Team:ZJU-China/Project/TheGhostKit/GhostSponge
From 2013.igem.org
The Ghost Kit: Ghost Sponge
Previously described methods concerning protein purification are of great diversity. However, few of them are designed as non-denaturing ones that only allow limited characterization of a distinct protein, as its activity is undermined and thus in need of an alternative method to detect.
Here we build a device on the basis of a fantastic combination of bacterial ghost and aptamer. The incredible chemistry between these two elements enables a high-efficacy non-denaturing purification and therefore greatly revolutionizes the protein purification methodology. It’s pretty handy, with the protein activity maximized. It’s definitely a COOL design. We call it‘Ghost sponge’.
Our device includes the following components – bacterial ghost, inner membrane scaffolds, biotinylated aptamers and our protein of interest – thrombin. Our previous experiments prove that:
- Scaffolds we build are powerful enough to be localized upon the inner membrane.
- Thrombin aptamer we use are of high efficiency.

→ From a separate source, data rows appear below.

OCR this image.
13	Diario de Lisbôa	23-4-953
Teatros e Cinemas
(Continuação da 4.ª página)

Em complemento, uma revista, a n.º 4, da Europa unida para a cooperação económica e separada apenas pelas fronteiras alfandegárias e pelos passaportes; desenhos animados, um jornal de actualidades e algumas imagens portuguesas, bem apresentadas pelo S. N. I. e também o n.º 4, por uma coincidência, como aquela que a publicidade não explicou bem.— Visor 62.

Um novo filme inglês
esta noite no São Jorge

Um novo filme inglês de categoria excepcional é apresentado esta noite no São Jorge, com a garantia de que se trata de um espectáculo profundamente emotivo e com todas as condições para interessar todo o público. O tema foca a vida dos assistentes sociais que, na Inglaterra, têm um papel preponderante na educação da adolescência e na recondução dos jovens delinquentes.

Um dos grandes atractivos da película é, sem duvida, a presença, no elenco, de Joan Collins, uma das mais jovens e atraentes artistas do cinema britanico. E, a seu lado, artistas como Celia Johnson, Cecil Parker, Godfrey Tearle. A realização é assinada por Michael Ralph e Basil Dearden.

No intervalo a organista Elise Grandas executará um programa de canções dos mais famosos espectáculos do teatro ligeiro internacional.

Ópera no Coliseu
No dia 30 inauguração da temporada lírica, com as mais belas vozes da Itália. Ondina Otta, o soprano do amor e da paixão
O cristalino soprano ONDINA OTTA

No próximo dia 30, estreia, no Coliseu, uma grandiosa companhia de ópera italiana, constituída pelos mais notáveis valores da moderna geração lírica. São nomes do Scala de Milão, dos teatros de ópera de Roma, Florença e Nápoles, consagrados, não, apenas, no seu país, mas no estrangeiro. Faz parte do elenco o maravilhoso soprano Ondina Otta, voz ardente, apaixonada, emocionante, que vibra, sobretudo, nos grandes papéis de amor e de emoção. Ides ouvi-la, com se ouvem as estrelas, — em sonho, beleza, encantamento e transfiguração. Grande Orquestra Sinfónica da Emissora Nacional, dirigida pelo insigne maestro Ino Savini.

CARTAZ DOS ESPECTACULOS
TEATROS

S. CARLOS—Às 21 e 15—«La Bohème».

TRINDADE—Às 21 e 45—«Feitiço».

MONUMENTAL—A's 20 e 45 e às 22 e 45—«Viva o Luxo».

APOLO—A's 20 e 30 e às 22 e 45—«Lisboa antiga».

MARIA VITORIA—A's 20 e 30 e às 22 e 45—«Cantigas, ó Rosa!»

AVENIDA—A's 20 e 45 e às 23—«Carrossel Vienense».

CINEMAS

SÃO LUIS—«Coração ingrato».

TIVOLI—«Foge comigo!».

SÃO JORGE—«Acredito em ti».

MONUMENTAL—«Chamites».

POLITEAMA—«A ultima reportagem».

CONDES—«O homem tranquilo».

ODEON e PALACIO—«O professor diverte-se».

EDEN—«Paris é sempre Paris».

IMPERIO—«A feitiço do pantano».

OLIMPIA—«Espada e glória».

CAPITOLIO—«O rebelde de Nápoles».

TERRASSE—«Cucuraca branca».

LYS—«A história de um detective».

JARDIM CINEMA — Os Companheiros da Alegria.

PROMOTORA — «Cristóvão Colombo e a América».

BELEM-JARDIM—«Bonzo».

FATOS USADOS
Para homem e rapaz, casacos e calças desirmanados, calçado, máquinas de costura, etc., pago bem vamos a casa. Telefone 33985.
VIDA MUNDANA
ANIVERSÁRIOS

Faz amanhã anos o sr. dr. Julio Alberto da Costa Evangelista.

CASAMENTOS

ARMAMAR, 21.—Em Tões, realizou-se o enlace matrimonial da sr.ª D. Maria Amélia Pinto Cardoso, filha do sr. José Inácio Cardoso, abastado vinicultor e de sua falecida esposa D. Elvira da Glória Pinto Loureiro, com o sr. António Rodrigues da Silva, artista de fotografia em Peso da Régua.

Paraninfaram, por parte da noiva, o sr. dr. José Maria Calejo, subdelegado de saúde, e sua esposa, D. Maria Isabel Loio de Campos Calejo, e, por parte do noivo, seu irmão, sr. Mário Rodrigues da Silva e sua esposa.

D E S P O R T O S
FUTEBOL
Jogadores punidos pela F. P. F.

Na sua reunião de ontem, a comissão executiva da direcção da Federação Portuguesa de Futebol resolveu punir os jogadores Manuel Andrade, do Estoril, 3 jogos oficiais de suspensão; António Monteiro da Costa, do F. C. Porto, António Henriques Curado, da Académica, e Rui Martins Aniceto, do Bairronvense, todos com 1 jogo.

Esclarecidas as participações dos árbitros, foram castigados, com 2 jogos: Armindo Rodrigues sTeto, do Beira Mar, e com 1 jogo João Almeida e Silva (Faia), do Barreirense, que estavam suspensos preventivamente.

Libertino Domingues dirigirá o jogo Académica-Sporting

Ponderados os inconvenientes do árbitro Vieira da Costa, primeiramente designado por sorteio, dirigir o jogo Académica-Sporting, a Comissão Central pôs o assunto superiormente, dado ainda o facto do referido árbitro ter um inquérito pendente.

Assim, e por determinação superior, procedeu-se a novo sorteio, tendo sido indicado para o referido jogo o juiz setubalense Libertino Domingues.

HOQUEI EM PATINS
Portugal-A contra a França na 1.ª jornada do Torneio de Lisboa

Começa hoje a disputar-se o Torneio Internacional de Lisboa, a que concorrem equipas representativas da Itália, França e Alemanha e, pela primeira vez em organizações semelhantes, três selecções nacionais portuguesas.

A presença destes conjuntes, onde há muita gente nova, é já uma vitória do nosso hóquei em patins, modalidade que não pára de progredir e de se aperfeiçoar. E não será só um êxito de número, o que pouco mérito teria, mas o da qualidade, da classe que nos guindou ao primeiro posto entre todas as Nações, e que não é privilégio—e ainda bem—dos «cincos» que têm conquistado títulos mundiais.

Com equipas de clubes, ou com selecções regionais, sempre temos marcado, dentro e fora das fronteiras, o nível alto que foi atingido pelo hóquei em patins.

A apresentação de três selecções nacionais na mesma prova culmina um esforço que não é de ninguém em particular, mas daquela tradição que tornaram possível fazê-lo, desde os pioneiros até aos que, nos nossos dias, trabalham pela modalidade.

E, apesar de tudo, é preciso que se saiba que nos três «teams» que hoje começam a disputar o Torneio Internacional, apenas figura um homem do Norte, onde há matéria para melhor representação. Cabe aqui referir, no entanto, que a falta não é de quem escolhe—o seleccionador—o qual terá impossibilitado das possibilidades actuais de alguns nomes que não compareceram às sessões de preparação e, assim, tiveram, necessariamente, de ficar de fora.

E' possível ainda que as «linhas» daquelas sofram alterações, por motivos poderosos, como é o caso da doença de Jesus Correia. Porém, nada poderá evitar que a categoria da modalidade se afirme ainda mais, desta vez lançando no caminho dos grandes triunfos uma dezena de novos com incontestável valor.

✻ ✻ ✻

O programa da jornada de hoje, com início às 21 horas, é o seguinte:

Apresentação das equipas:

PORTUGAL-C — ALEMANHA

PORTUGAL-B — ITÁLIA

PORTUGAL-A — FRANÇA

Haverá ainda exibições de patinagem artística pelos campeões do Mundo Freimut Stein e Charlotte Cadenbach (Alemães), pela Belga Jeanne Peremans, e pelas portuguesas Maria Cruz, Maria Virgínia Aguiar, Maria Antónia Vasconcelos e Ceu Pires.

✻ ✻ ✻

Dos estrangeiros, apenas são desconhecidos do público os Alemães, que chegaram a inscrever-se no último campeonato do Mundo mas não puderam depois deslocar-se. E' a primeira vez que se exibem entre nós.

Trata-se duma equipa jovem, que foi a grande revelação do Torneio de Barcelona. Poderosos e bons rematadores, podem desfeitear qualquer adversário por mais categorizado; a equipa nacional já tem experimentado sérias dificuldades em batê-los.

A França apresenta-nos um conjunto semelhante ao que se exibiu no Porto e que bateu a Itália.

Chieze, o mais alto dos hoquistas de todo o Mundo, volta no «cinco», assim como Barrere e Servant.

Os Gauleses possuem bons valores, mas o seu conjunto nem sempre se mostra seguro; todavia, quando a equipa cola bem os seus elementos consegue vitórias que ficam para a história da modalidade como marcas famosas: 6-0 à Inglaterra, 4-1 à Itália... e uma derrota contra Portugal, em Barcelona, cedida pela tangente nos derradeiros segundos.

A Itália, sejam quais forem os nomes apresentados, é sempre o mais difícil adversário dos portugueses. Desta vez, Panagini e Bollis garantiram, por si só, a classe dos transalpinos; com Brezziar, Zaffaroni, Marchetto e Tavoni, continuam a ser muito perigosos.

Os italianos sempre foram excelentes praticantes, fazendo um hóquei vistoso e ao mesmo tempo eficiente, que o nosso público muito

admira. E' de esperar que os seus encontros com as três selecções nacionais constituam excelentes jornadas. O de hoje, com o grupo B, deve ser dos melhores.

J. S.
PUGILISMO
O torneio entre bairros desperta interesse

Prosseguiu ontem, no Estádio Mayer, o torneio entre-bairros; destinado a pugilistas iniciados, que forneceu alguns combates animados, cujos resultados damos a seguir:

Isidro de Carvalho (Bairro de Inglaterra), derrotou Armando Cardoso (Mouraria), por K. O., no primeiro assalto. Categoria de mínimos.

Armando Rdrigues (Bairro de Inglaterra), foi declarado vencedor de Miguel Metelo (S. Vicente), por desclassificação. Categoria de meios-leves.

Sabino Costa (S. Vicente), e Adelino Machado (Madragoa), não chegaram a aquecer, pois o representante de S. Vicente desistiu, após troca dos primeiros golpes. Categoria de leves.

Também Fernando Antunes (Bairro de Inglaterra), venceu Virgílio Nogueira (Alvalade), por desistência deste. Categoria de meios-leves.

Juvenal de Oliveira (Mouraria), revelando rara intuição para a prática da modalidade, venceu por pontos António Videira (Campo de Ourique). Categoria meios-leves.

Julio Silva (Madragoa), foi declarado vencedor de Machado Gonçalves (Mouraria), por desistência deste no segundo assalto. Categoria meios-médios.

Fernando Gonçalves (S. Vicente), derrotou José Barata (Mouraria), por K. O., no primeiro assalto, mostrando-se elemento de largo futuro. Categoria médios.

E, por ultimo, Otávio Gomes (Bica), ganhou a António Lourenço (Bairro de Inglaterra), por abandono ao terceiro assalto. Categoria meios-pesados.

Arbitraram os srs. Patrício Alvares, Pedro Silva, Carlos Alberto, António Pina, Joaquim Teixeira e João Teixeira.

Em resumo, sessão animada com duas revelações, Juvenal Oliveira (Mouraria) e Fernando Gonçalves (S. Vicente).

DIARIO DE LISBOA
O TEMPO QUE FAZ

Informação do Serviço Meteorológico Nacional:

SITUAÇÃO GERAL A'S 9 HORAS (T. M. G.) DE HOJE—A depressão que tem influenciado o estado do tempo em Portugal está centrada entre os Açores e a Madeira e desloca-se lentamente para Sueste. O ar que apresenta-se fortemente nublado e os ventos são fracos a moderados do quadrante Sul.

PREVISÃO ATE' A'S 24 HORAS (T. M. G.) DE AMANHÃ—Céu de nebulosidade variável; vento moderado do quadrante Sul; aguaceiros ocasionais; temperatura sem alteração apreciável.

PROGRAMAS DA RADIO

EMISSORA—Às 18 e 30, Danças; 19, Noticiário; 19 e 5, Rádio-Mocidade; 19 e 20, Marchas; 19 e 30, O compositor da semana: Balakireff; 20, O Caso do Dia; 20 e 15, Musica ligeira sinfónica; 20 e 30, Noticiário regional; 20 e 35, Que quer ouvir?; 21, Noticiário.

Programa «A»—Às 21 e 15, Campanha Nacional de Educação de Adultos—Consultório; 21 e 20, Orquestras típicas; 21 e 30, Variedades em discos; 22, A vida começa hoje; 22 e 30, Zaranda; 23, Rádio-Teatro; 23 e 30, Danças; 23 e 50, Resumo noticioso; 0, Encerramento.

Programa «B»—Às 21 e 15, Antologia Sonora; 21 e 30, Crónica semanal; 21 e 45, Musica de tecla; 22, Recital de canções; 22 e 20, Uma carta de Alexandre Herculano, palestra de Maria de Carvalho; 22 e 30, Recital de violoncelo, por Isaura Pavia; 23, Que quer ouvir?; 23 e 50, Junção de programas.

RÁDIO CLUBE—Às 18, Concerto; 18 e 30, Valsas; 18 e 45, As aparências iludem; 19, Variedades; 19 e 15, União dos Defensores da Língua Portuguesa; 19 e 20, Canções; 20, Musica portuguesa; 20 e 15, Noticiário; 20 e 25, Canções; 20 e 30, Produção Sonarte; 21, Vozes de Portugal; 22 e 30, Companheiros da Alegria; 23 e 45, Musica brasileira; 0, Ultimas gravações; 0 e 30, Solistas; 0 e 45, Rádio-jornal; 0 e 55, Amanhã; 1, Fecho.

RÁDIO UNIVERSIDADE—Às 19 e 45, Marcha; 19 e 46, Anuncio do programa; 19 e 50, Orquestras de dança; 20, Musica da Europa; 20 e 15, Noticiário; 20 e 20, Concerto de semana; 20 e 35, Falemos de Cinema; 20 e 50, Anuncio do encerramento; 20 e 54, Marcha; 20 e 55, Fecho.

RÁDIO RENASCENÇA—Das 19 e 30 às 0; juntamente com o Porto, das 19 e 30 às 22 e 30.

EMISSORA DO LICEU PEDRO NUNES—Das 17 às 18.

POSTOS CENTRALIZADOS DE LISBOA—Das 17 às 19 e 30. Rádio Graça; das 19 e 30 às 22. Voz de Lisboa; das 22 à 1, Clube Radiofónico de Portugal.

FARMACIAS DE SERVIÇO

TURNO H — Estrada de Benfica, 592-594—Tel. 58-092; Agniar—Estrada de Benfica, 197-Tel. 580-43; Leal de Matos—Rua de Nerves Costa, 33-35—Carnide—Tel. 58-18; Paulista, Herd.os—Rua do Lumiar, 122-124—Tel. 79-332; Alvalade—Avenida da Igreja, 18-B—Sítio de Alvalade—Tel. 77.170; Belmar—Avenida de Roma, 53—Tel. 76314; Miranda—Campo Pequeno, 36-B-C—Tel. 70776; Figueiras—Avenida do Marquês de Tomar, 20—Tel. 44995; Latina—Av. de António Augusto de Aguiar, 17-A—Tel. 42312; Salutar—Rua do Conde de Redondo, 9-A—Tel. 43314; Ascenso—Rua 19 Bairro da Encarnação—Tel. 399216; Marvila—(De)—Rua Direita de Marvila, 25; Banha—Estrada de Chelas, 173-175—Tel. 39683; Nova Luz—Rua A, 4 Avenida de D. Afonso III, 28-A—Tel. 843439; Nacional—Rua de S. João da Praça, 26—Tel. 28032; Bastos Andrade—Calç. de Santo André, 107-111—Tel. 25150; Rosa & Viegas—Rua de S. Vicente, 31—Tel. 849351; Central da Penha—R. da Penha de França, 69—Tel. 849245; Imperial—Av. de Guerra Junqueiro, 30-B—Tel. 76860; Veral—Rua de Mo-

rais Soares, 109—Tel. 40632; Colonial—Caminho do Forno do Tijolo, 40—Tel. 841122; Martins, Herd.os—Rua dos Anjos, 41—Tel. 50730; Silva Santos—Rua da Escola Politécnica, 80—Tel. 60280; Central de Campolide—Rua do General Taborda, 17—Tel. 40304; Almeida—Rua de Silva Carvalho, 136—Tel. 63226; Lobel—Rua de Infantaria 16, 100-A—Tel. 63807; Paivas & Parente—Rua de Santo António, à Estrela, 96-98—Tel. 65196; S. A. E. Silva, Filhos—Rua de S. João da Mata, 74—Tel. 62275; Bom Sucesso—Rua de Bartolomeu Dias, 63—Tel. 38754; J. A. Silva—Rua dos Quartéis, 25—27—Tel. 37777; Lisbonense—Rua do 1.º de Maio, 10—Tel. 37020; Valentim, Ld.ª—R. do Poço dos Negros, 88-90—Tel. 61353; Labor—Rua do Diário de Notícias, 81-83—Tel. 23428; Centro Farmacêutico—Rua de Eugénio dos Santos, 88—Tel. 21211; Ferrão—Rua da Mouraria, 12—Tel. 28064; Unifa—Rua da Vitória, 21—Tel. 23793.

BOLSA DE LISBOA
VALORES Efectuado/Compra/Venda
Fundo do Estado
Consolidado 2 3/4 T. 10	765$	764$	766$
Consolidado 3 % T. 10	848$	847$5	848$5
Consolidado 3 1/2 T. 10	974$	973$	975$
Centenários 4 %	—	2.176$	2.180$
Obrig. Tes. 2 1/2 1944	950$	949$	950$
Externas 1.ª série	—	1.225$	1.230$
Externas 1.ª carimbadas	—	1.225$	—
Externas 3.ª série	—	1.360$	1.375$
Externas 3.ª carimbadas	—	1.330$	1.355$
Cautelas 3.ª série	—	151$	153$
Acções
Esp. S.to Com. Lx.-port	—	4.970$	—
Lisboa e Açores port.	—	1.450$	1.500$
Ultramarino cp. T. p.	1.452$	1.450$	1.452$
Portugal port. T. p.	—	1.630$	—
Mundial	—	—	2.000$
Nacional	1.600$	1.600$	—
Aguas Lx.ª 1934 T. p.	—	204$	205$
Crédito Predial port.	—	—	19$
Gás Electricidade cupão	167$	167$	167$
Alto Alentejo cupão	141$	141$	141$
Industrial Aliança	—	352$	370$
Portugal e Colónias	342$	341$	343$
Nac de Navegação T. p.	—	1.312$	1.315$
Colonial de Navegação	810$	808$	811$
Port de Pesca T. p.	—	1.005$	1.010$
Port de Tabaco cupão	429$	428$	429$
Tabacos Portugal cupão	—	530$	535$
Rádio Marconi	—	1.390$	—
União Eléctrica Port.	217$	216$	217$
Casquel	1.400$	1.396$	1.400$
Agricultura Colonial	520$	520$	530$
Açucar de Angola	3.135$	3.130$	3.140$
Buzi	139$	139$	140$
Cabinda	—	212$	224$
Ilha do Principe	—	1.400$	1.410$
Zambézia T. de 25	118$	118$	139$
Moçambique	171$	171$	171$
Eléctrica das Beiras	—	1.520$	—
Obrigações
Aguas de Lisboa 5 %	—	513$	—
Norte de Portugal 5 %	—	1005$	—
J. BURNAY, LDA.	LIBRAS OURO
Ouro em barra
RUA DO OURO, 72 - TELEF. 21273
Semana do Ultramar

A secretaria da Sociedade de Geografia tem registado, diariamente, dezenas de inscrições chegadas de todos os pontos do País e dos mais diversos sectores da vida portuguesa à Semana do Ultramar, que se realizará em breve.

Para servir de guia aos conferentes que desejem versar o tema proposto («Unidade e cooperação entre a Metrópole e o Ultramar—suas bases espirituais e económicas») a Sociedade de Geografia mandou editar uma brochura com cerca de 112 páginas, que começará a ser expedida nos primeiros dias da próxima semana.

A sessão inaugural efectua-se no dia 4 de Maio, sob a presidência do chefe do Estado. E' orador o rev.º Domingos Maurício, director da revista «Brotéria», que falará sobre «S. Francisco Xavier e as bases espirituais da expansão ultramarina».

Naturally we come to sound out the possibility of applying these amazing features into protein purification, if its high-affinity aptamers are available. Bacterial ghost has no cell content – a great characteristic for us as the disturbance in purification is partially erased. Nontheless, what we get is not solely a protein molecule, but a protein-aptamer complex. How we get rid of the unwanted aptamer becomes a trouble we are about to shoot.
Preliminarily, we come up with three approaches:
- By adding the identical nucleotide sequence as aptamer to expel the protein into the solution through competitive binding;
- By adding the complementary nucleotide sequence as aptamer to expel the protein into the solution through competitive binding;
- By adding DNase to digest the aptamer.
Of all these three, the first method possesses another advantage – it's recyclable.If we heat the sample at 50℃ for 2 minutes to dissociate the protein-aptamer complex without significantly compromise the scaffolds we construct.
Although our method is aptamer-dependent, we totally believe that with the development of SELEX and other up-and-coming aptamer-screening methods, the novel purification method may serve as a powerful tool to study proteins with their activity remains.
Our device owns the following amazing features:
- As aptamers are either DNA or RNA, they won’t interfere with protein of interest in gel analysis. Conversely, traditional antibodies may contribute to protein background and induce troubles in subsequent analysis.
- The non-denaturing procedure significantly reserves protein activity by which the further study of endogenous proteins is enabled.
- Although purification by virtue of aptamers is developed, its dependence on beads is a major problem in application. Our bead-free system release lab workers out of the dilemma of whether to buy beads.
- The protocol is really handy and the product has a long shelf life.